I have been asked several times during speaking engagements what I would consider the single most important thing that I learned while writing the book. And actually, this isn’t even a hard question, as I learned one thing that has completely transformed the way that I understand the Bible. Here it is: biblical texts often change between different registers, styles, and genres in ways that the readers are supposed to notice. This realization, for me at least, has been huge.
Job is perhaps the most famous example of this phenomenon. The first two chapters and the last half of the last chapter are written in simple, straightforward prose paragraphs that tell a happy and uplifting story. Here is an example from Job 2:8-10, taken (for reasons that I hope will become clear) from the Jewish Publication Society’s Tanakh translation of the Bible:
He took a potsherd to scratch himself as he sat in ashes. His wife said to him, “You still keep your integrity! Blaspheme God and die!” But he said to her, “You talk as any shameless woman might talk! Should we accept only good from God and not accept evil?” For all that, Job said nothing sinful.
This is the story of Job that most people know. The inspiring, not-terribly-complicated story of a righteous man who holds fast to his faith in the face of adversity and is ultimately rewarded for his patience. But this version of Job disappears in Chapter 3 and does not resurface again until the very end of the book.
Just a few lines after he rebukes his wife for questioning God’s justice, Job himself questions God’s justice, over and over again, in some of the most beautiful, complex poetry that we find anywhere in the Bible. The third chapter opens like this:
Perish the day on which I was born,
And the night it was announced,
“A male has been conceived!”
May that day be darkness;
May God above have no concern for it;
May light not shine on it;
May darkness and deep gloom reclaim it;
May a pall lie over it;
May what blackens the day terrify it. (3:3-5)

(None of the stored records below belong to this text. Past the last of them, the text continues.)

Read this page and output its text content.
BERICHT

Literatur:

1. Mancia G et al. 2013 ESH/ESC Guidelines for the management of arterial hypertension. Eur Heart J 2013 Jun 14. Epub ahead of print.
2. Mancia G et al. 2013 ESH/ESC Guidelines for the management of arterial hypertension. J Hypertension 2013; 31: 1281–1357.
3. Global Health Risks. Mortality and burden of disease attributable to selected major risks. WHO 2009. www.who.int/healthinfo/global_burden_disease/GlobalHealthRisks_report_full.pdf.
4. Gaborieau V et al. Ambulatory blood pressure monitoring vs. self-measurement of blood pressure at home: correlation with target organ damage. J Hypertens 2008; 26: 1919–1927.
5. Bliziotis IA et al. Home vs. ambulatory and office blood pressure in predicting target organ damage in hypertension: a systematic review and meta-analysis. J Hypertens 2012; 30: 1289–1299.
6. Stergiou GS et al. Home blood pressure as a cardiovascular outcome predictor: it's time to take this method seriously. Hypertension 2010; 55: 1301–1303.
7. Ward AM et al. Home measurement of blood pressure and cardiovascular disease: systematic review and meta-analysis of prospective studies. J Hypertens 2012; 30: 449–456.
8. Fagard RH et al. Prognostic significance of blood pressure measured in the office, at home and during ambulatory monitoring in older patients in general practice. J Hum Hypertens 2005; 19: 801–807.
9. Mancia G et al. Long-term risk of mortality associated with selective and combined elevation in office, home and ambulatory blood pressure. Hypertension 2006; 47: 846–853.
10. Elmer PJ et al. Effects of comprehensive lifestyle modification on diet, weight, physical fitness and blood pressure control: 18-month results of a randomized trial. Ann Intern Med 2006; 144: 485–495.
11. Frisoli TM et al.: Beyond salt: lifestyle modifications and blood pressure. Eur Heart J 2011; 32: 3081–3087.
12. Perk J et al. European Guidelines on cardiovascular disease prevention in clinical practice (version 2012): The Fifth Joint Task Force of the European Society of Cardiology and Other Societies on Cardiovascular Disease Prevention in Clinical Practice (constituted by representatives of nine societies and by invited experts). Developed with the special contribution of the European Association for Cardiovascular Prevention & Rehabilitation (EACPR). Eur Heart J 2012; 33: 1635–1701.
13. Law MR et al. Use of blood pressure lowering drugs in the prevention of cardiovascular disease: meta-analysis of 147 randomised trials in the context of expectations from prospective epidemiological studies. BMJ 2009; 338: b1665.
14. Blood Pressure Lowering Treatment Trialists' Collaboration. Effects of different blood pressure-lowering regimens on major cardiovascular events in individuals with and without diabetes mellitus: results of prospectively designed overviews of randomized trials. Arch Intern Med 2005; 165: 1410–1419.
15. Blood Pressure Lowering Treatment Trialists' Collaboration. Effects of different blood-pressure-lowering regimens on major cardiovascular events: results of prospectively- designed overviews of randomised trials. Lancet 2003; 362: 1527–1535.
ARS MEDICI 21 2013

Almost everything about the text changes at this point. The language shifts from simple prose to complex poetry. The register changes from that of a child’s tale to that of a great epic. And the mood changes from happy resignation to angry denunciation. It’s like they aren’t even part of the same text.

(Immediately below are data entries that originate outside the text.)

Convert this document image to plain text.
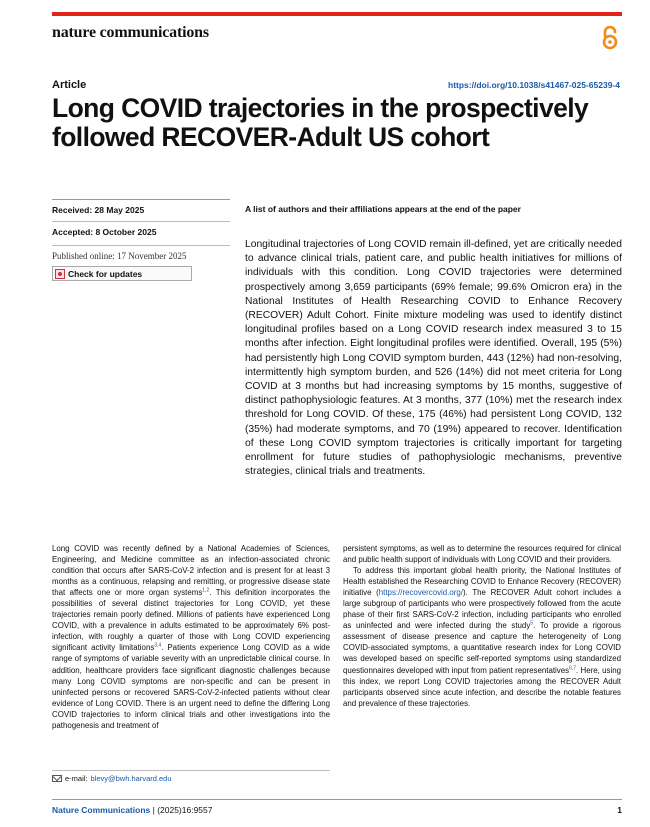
nature communications
Article	https://doi.org/10.1038/s41467-025-65239-4
Long COVID trajectories in the prospectively followed RECOVER-Adult US cohort
Received: 28 May 2025
Accepted: 8 October 2025
Published online: 17 November 2025
Check for updates
A list of authors and their affiliations appears at the end of the paper

Longitudinal trajectories of Long COVID remain ill-defined, yet are critically needed to advance clinical trials, patient care, and public health initiatives for millions of individuals with this condition. Long COVID trajectories were determined prospectively among 3,659 participants (69% female; 99.6% Omicron era) in the National Institutes of Health Researching COVID to Enhance Recovery (RECOVER) Adult Cohort. Finite mixture modeling was used to identify distinct longitudinal profiles based on a Long COVID research index measured 3 to 15 months after infection. Eight longitudinal profiles were identified. Overall, 195 (5%) had persistently high Long COVID symptom burden, 443 (12%) had non-resolving, intermittently high symptom burden, and 526 (14%) did not meet criteria for Long COVID at 3 months but had increasing symptoms by 15 months, suggestive of distinct pathophysiologic features. At 3 months, 377 (10%) met the research index threshold for Long COVID. Of these, 175 (46%) had persistent Long COVID, 132 (35%) had moderate symptoms, and 70 (19%) appeared to recover. Identification of these Long COVID symptom trajectories is critically important for targeting enrollment for future studies of pathophysiologic mechanisms, preventive strategies, clinical trials and treatments.

Long COVID was recently defined by a National Academies of Sciences, Engineering, and Medicine committee as an infection-associated chronic condition that occurs after SARS-CoV-2 infection and is present for at least 3 months as a continuous, relapsing and remitting, or progressive disease state that affects one or more organ systems$^{1,2}$. This definition incorporates the possibilities of several distinct trajectories for Long COVID, yet these trajectories remain poorly defined. Millions of patients have experienced Long COVID, with a prevalence in adults estimated to be approximately 6% post-infection, with roughly a quarter of those with Long COVID experiencing significant activity limitations$^{3,4}$. Patients experience Long COVID as a wide range of symptoms of variable severity with an unpredictable clinical course. In addition, healthcare providers face significant diagnostic challenges because many Long COVID symptoms are non-specific and can be present in uninfected persons or recovered SARS-CoV-2-infected patients without clear evidence of Long COVID. There is an urgent need to define the differing Long COVID trajectories to inform clinical trials and other investigations into the pathogenesis and treatment of

persistent symptoms, as well as to determine the resources required for clinical and public health support of individuals with Long COVID and their providers.

To address this important global health priority, the National Institutes of Health established the Researching COVID to Enhance Recovery (RECOVER) initiative (https://recovercovid.org/). The RECOVER Adult cohort includes a large subgroup of participants who were prospectively followed from the acute phase of their first SARS-CoV-2 infection, including participants who enrolled as uninfected and were infected during the study$^5$. To provide a rigorous assessment of disease presence and capture the heterogeneity of Long COVID-associated symptoms, a quantitative research index for Long COVID was developed based on specific self-reported symptoms using standardized questionnaires developed with input from patient representatives$^{6,7}$. Here, using this index, we report Long COVID trajectories among the RECOVER Adult participants observed since acute infection, and describe the notable features and prevalence of these trajectories.

e-mail: blevy@bwh.harvard.edu
Nature Communications | (2025)16:9557	1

And, as it turns out, they aren’t. Not really. The first and last bits of Job are part of an old folktale that circulated throughout the Ancient Near East for centuries before a Jewish poet—perhaps the greatest who has ever lived—took it and used it as the basis for a magnificent poem that interrogates the way that God interacts with His creations. The poem relates to the frame tale ironically, using its overall narrative arc while subverting its simplistic message. Creating striking distinctions between the two works is one of the ways that the poet makes this point. But it only works if we notice the difference.
This sort of thing happens quite a bit in the Hebrew Bible. Most of the Book of Jonah, for example, is a prose tale, but the Second Chapter is a poem that Jonah composes from the belly of the whale. Portions of Exodus and the last few chapters of Deuteronomy consist of songs that the Children of Israel sang during the times described by the largely historical prose narratives of these books. Jeremiah moves back and forth between prose and poetry in ways that matter.

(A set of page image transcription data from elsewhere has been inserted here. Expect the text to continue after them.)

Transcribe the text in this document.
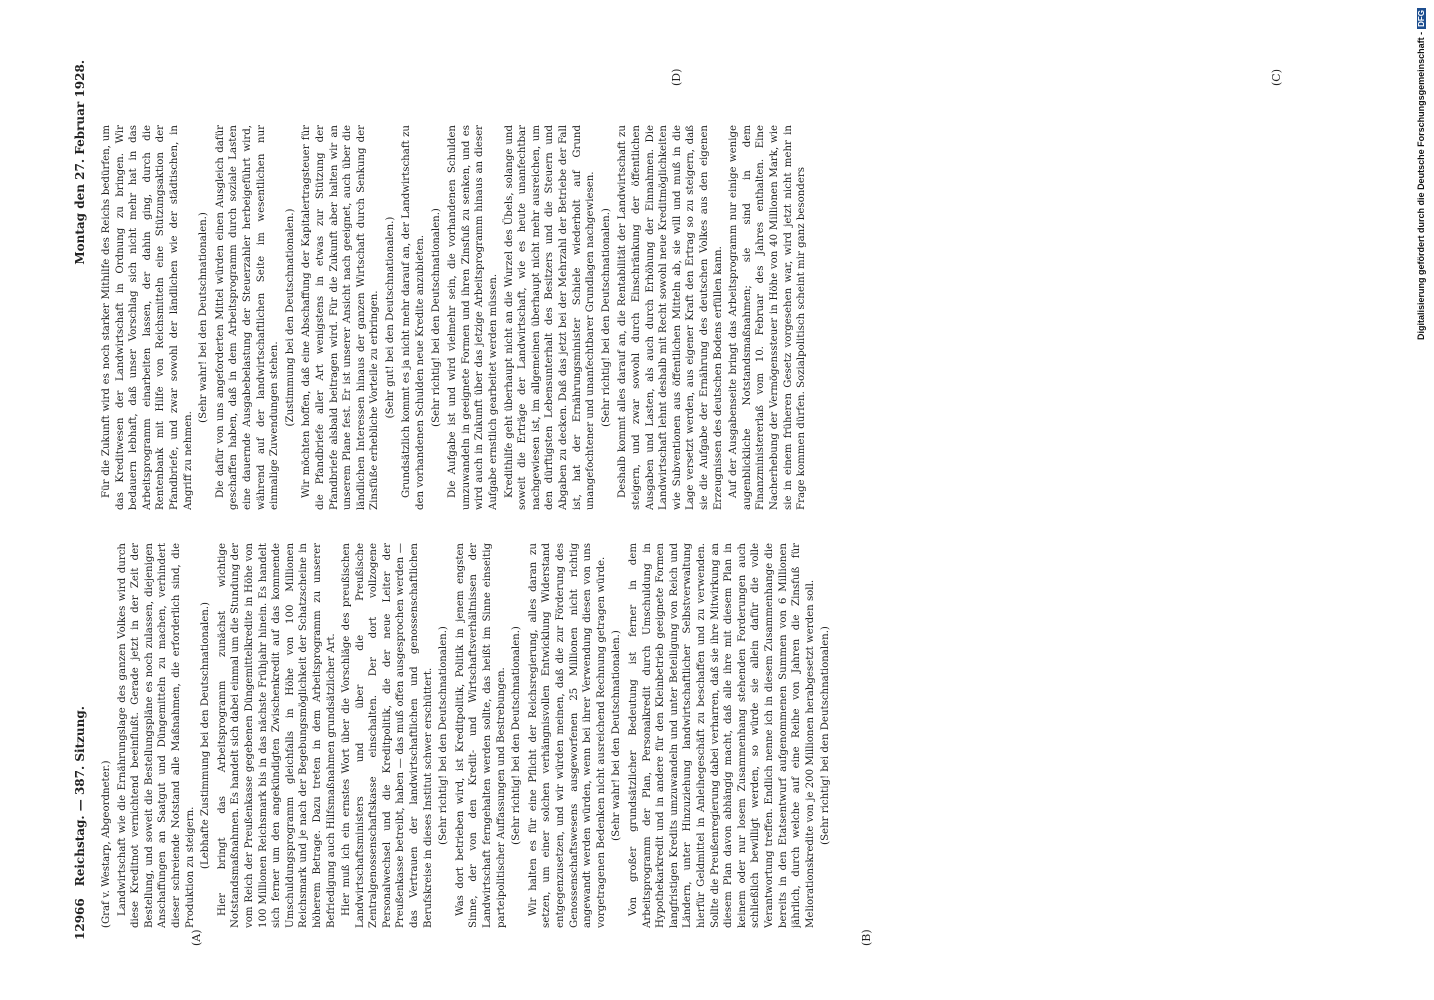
12966
Reichstag. — 387. Sitzung.
Montag den 27. Februar 1928.
(A)	(B)
(C)
(D)

(Graf v. Westarp, Abgeordneter.) Landwirtschaft wie die Ernährungslage des ganzen Volkes wird durch diese Kreditnot vernichtend beeinflußt. Gerade jetzt in der Zeit der Bestellung, und soweit die Bestellungspläne es noch zulassen, diejenigen Anschaffungen an Saatgut und Düngemitteln zu machen, verhindert dieser schreiende Notstand alle Maßnahmen, die erforderlich sind, die Produktion zu steigern. (Lebhafte Zustimmung bei den Deutschnationalen.) Hier bringt das Arbeitsprogramm zunächst wichtige Notstandsmaßnahmen. Es handelt sich dabei einmal um die Stundung der vom Reich der Preußenkasse gegebenen Düngemittelkredite in Höhe von 100 Millionen Reichsmark bis in das nächste Frühjahr hinein. Es handelt sich ferner um den angekündigten Zwischenkredit auf das kommende Umschuldungsprogramm gleichfalls in Höhe von 100 Millionen Reichsmark und je nach der Begebungsmöglichkeit der Schatzscheine in höherem Betrage. Dazu treten in dem Arbeitsprogramm zu unserer Befriedigung auch Hilfsmaßnahmen grundsätzlicher Art. Hier muß ich ein ernstes Wort über die Vorschläge des preußischen Landwirtschaftsministers und über die Preußische Zentralgenossenschaftskasse einschalten. Der dort vollzogene Personalwechsel und die Kreditpolitik, die der neue Leiter der Preußenkasse betreibt, haben — das muß offen ausgesprochen werden — das Vertrauen der landwirtschaftlichen und genossenschaftlichen Berufskreise in dieses Institut schwer erschüttert. (Sehr richtig! bei den Deutschnationalen.) Was dort betrieben wird, ist Kreditpolitik, Politik in jenem engsten Sinne, der von den Kredit- und Wirtschaftsverhältnissen der Landwirtschaft ferngehalten werden sollte, das heißt im Sinne einseitig parteipolitischer Auffassungen und Bestrebungen. (Sehr richtig! bei den Deutschnationalen.) Wir halten es für eine Pflicht der Reichsregierung, alles daran zu setzen, um einer solchen verhängnisvollen Entwicklung Widerstand entgegenzusetzen, und wir würden meinen, daß die zur Förderung des Genossenschaftswesens ausgeworfenen 25 Millionen nicht richtig angewandt werden würden, wenn bei ihrer Verwendung diesen von uns vorgetragenen Bedenken nicht ausreichend Rechnung getragen würde. (Sehr wahr! bei den Deutschnationalen.) Von großer grundsätzlicher Bedeutung ist ferner in dem Arbeitsprogramm der Plan, Personalkredit durch Umschuldung in Hypothekarkredit und in andere für den Kleinbetrieb geeignete Formen langfristigen Kredits umzuwandeln und unter Beteiligung von Reich und Ländern, unter Hinzuziehung landwirtschaftlicher Selbstverwaltung hierfür Geldmittel in Anleihegeschäft zu beschaffen und zu verwenden. Sollte die Preußenregierung dabei verharren, daß sie ihre Mitwirkung an diesem Plan davon abhängig macht, daß alle ihre mit diesem Plan in keinem oder nur losem Zusammenhang stehenden Forderungen auch schließlich bewilligt werden, so würde sie allein dafür die volle Verantwortung treffen. Endlich nenne ich in diesem Zusammenhange die bereits in den Etatsentwurf aufgenommenen Summen von 6 Millionen jährlich, durch welche auf eine Reihe von Jahren die Zinsfuß für Meliorationskredite von je 200 Millionen herabgesetzt werden soll. (Sehr richtig! bei den Deutschnationalen.)

Für die Zukunft wird es noch starker Mithilfe des Reichs bedürfen, um das Kreditwesen der Landwirtschaft in Ordnung zu bringen. Wir bedauern lebhaft, daß unser Vorschlag sich nicht mehr hat in das Arbeitsprogramm einarbeiten lassen, der dahin ging, durch die Rentenbank mit Hilfe von Reichsmitteln eine Stützungsaktion der Pfandbriefe, und zwar sowohl der ländlichen wie der städtischen, in Angriff zu nehmen.

(Sehr wahr! bei den Deutschnationalen.) Die dafür von uns angeforderten Mittel würden einen Ausgleich dafür geschaffen haben, daß in dem Arbeitsprogramm durch soziale Lasten eine dauernde Ausgabebelastung der Steuerzahler herbeigeführt wird, während auf der landwirtschaftlichen Seite im wesentlichen nur einmalige Zuwendungen stehen. (Zustimmung bei den Deutschnationalen.) Wir möchten hoffen, daß eine Abschaffung der Kapitalertragsteuer für die Pfandbriefe aller Art wenigstens in etwas zur Stützung der Pfandbriefe alsbald beitragen wird. Für die Zukunft aber halten wir an unserem Plane fest. Er ist unserer Ansicht nach geeignet, auch über die ländlichen Interessen hinaus der ganzen Wirtschaft durch Senkung der Zinsfüße erhebliche Vorteile zu erbringen. (Sehr gut! bei den Deutschnationalen.) Grundsätzlich kommt es ja nicht mehr darauf an, der Landwirtschaft zu den vorhandenen Schulden neue Kredite anzubieten. (Sehr richtig! bei den Deutschnationalen.) Die Aufgabe ist und wird vielmehr sein, die vorhandenen Schulden umzuwandeln in geeignete Formen und ihren Zinsfuß zu senken, und es wird auch in Zukunft über das jetzige Arbeitsprogramm hinaus an dieser Aufgabe ernstlich gearbeitet werden müssen. Kredithilfe geht überhaupt nicht an die Wurzel des Übels, solange und soweit die Erträge der Landwirtschaft, wie es heute unanfechtbar nachgewiesen ist, im allgemeinen überhaupt nicht mehr ausreichen, um den dürftigsten Lebensunterhalt des Besitzers und die Steuern und Abgaben zu decken. Daß das jetzt bei der Mehrzahl der Betriebe der Fall ist, hat der Ernährungsminister Schiele wiederholt auf Grund unangefochtener und unanfechtbarer Grundlagen nachgewiesen. (Sehr richtig! bei den Deutschnationalen.) Deshalb kommt alles darauf an, die Rentabilität der Landwirtschaft zu steigern, und zwar sowohl durch Einschränkung der öffentlichen Ausgaben und Lasten, als auch durch Erhöhung der Einnahmen. Die Landwirtschaft lehnt deshalb mit Recht sowohl neue Kreditmöglichkeiten wie Subventionen aus öffentlichen Mitteln ab, sie will und muß in die Lage versetzt werden, aus eigener Kraft den Ertrag so zu steigern, daß sie die Aufgabe der Ernährung des deutschen Volkes aus den eigenen Erzeugnissen des deutschen Bodens erfüllen kann. Auf der Ausgabenseite bringt das Arbeitsprogramm nur einige wenige augenblickliche Notstandsmaßnahmen; sie sind in dem Finanzministererlaß vom 10. Februar des Jahres enthalten. Eine Nacherhebung der Vermögenssteuer in Höhe von 40 Millionen Mark, wie sie in einem früheren Gesetz vorgesehen war, wird jetzt nicht mehr in Frage kommen dürfen. Sozialpolitisch scheint mir ganz besonders	Digitalisierung gefördert durch die Deutsche Forschungsgemeinschaft -
DFG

Shifts in register, tone, and genre are always important. If you are reading a realistic novel about a dysfunctional modern family, and the third chapter consists entirely of limericks, you need to ask why. Unfortunately, though, the official LDS scriptures make this almost impossible for members of the Church who want to go deeper into the biblical texts. Alone among generally available translations, the King James Version of the Bible—the only version approved for use by English-speaking Latter-day Saints—does not draw any distinctions between prose and poetry or between any other matters of diction, register, and style.
This was the design of the KJV translators. They printed every word of the Bible as prose, without poetic line breaks, and they elevated the diction of every verse to the exquisite poetry that remains their greatest accomplishment. It is a poetic masterpiece. It influenced English language and literature more than any other text ever produced. It has also formed my own understanding of the Bible and of biblical texts for most of my life. And I still find every word and sentence of it to be beautiful and poetic.
But the Bible’s original writers did not intend for every word and sentence to be beautiful and poetic. This is the great irony of the KJV. When everything reads like a great poem, then we miss those portions of the text that are supposed to be read like great poems. And we miss the transitions and contrasts that so many of the Bible’s original writers worked so hard to create.